MR-DC

Multi-Radio Dual Connectivity

Radio Access Network →
Introduced in Rel-15 Also in: Management, User Equipment

MR-DC is a 3GPP feature allowing a UE to simultaneously connect to two base stations using different radio technologies, like LTE and 5G NR, to enhance data rates and network efficiency.

Category
Radio Access Network
Introduced
Rel-15
Where
Radio Access Network › NG-RAN (5G)
Also touches
2 segments
Specifications
12 specs
MR-DC Description Purpose Related Classification Detected Changes Specifications

Description

Multi-Radio Dual Connectivity (MR-DC) is an advanced Radio Access Network (RAN) architecture defined by 3GPP, enabling a User Equipment (UE) to maintain concurrent connections with two distinct base stations, typically involving different radio access technologies (RATs) like LTE and New Radio (NR). This is achieved through a master node (MN) and a secondary node (SN), where the MN provides control plane connectivity and the SN adds additional user plane resources. The UE utilizes multiple receivers and transmitters to communicate with both nodes, aggregating data flows to increase throughput and reliability. Key variants include EN-DC (E-UTRA-NR Dual Connectivity) with LTE as master and NR as secondary, NE-DC (NR-E-UTRA Dual Connectivity) with NR as master and LTE as secondary, and NR-DC (NR-NR Dual Connectivity) within 5G. The architecture involves split bearer options where data radio bearers (DRBs) can be terminated at the MN, SN, or both, allowing flexible traffic steering and load balancing.

Operationally, MR-DC relies on tight coordination between the MN and SN via standardized interfaces: the X2 interface for LTE-based nodes or the Xn interface for NR-based nodes. The MN handles core network signaling (e.g., via the S1 or NG interface) and manages UE context, while the SN contributes additional radio resources without direct core network attachment. Procedures include SN addition, modification, and release, driven by measurement reports from the UE to optimize performance. The UE measures signal qualities from both nodes, enabling dynamic resource allocation and mobility events like handovers. This setup supports features like carrier aggregation across RATs, enhanced mobility through make-before-break handovers, and improved coverage by leveraging lower-frequency bands from one RAT and higher-frequency bands from another.

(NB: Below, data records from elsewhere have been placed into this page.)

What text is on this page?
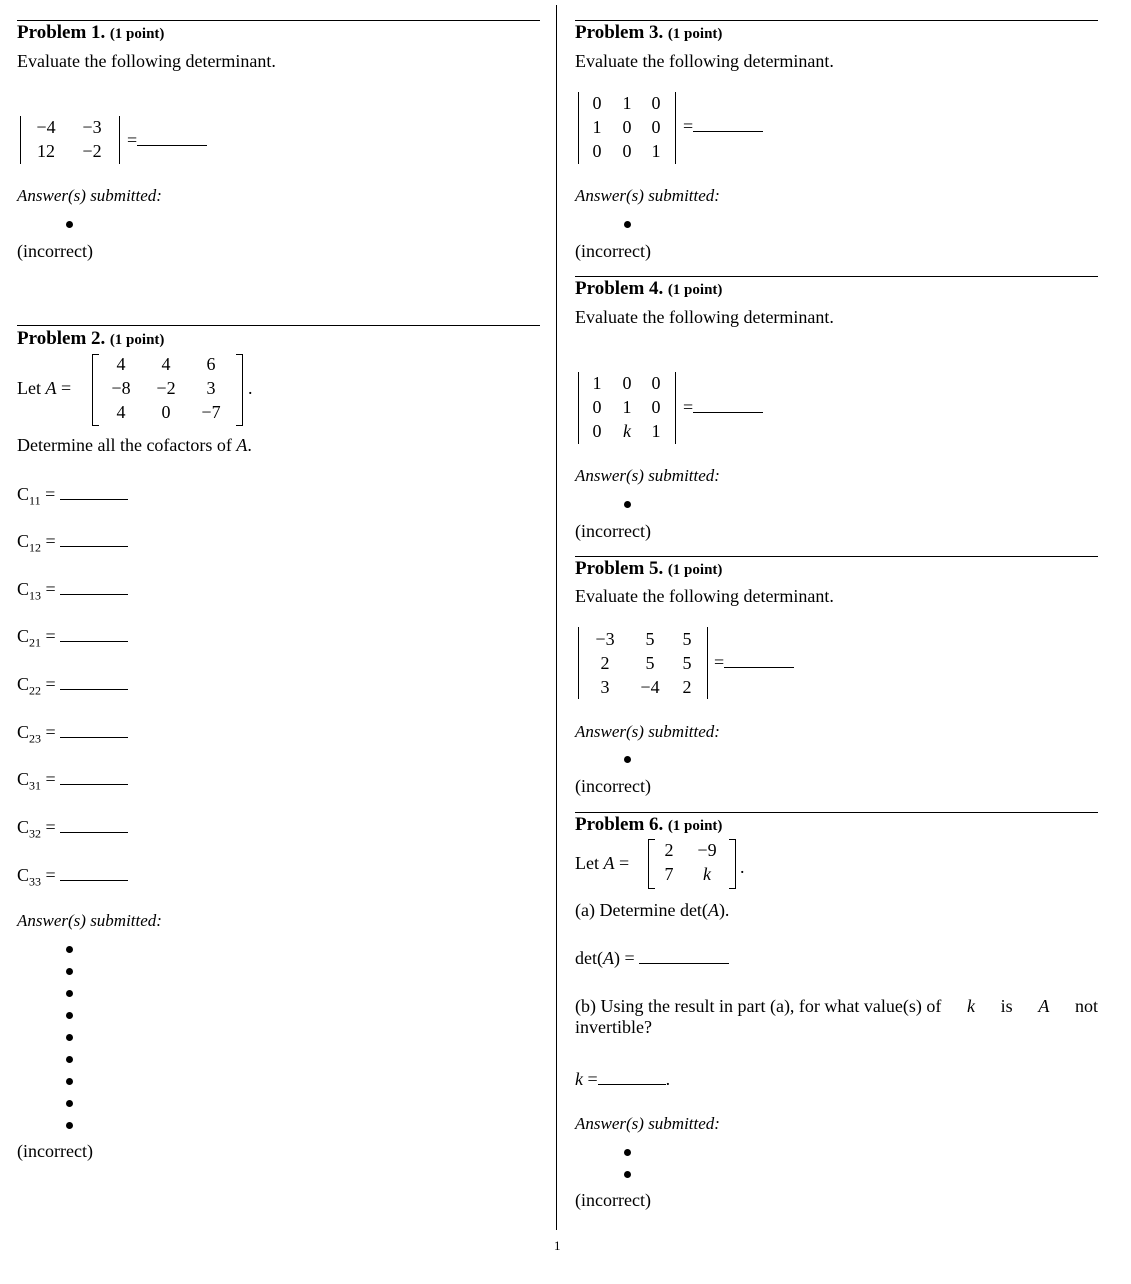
1
Problem 1. (1 point)
Evaluate the following determinant.
−4	−3
12	−2
=
Answer(s) submitted:
(incorrect)
Problem 2. (1 point)
Let A =
4	4	6
−8	−2	3
4	0	−7
.
Determine all the cofactors of A.
$C_{11}$ =
$C_{12}$ =
$C_{13}$ =
$C_{21}$ =
$C_{22}$ =
$C_{23}$ =
$C_{31}$ =
$C_{32}$ =
$C_{33}$ =
Answer(s) submitted:
(incorrect)
Problem 3. (1 point)
Evaluate the following determinant.
0	1	0
1	0	0
0	0	1
=
Answer(s) submitted:
(incorrect)
Problem 4. (1 point)
Evaluate the following determinant.
1	0	0
0	1	0
0	k	1
=
Answer(s) submitted:
(incorrect)
Problem 5. (1 point)
Evaluate the following determinant.
−3	5	5
2	5	5
3	−4	2
=
Answer(s) submitted:
(incorrect)
Problem 6. (1 point)
Let A =
2	−9
7	k	.
(a) Determine det(A).
det(A) =
(b) Using the result in part (a), for what value(s) of k is A not
invertible?
k =	.
Answer(s) submitted:
(incorrect)
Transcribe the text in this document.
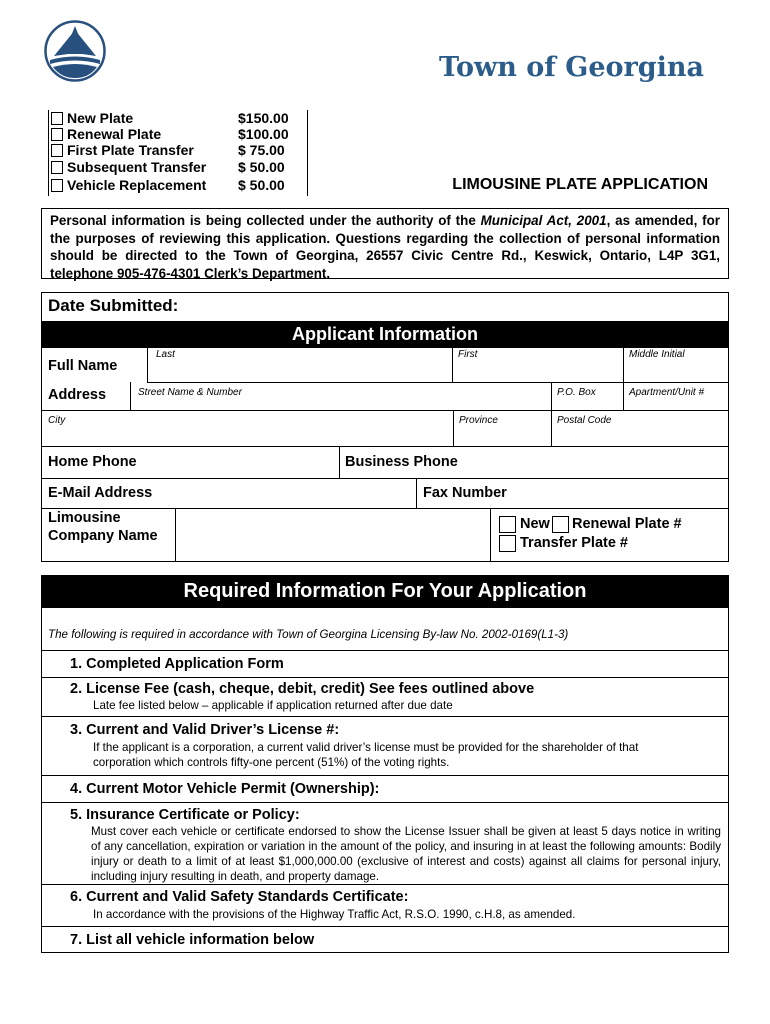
Town of Georgina
New Plate	$150.00
Renewal Plate	$100.00
First Plate Transfer	$ 75.00
Subsequent Transfer $ 50.00
Vehicle Replacement $ 50.00	LIMOUSINE PLATE APPLICATION
Personal information is being collected under the authority of the Municipal Act, 2001, as amended, for the purposes of reviewing this application. Questions regarding the collection of personal information should be directed to the Town of Georgina, 26557 Civic Centre Rd., Keswick, Ontario, L4P 3G1, telephone 905-476-4301 Clerk’s Department.
Date Submitted:
Applicant Information
Full Name
Last	First	Middle Initial
Address	Street Name & Number	P.O. Box	Apartment/Unit #
City	Province	Postal Code
Home Phone	Business Phone
E-Mail Address	Fax Number
Limousine
Company Name
New Renewal Plate #
Transfer Plate #
Required Information For Your Application
The following is required in accordance with Town of Georgina Licensing By-law No. 2002-0169(L1-3)
1. Completed Application Form
2. License Fee (cash, cheque, debit, credit) See fees outlined above
Late fee listed below – applicable if application returned after due date
3. Current and Valid Driver’s License #:
If the applicant is a corporation, a current valid driver’s license must be provided for the shareholder of that corporation which controls fifty-one percent (51%) of the voting rights.
4. Current Motor Vehicle Permit (Ownership):
5. Insurance Certificate or Policy:
Must cover each vehicle or certificate endorsed to show the License Issuer shall be given at least 5 days notice in writing of any cancellation, expiration or variation in the amount of the policy, and insuring in at least the following amounts: Bodily injury or death to a limit of at least $1,000,000.00 (exclusive of interest and costs) against all claims for personal injury, including injury resulting in death, and property damage.
6. Current and Valid Safety Standards Certificate:
In accordance with the provisions of the Highway Traffic Act, R.S.O. 1990, c.H.8, as amended.
7. List all vehicle information below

In the network, MR-DC plays a crucial role in facilitating smooth transitions between 4G and 5G, allowing operators to deploy 5G incrementally while reusing existing LTE infrastructure. It boosts user experience by providing higher peak data rates, lower latency for split bearers, and increased reliability through path diversity. For network operators, MR-DC optimizes spectrum utilization and capital expenditure by enabling non-standalone (NSA) 5G deployments, where 5G NR is anchored to an LTE core. The technology is foundational for achieving the performance targets of 5G, such as enhanced mobile broadband (eMBB), and supports advanced use cases like ultra-reliable low-latency communication (URLLC) by leveraging dual connectivity for redundancy.

Purpose & Motivation

MR-DC was created to address the challenges of evolving mobile networks from 4G to 5G, ensuring backward compatibility and efficient resource use during the transition. Prior to MR-DC, dual connectivity existed within a single RAT (e.g., LTE-LTE DC), but it could not leverage the benefits of combining different RATs like LTE and NR. This limitation hindered the ability to deliver the high data rates and low latency promised by 5G without a full standalone deployment. MR-DC solves this by allowing UEs to simultaneously utilize LTE and NR radios, maximizing available spectrum and improving network performance without requiring immediate core network upgrades.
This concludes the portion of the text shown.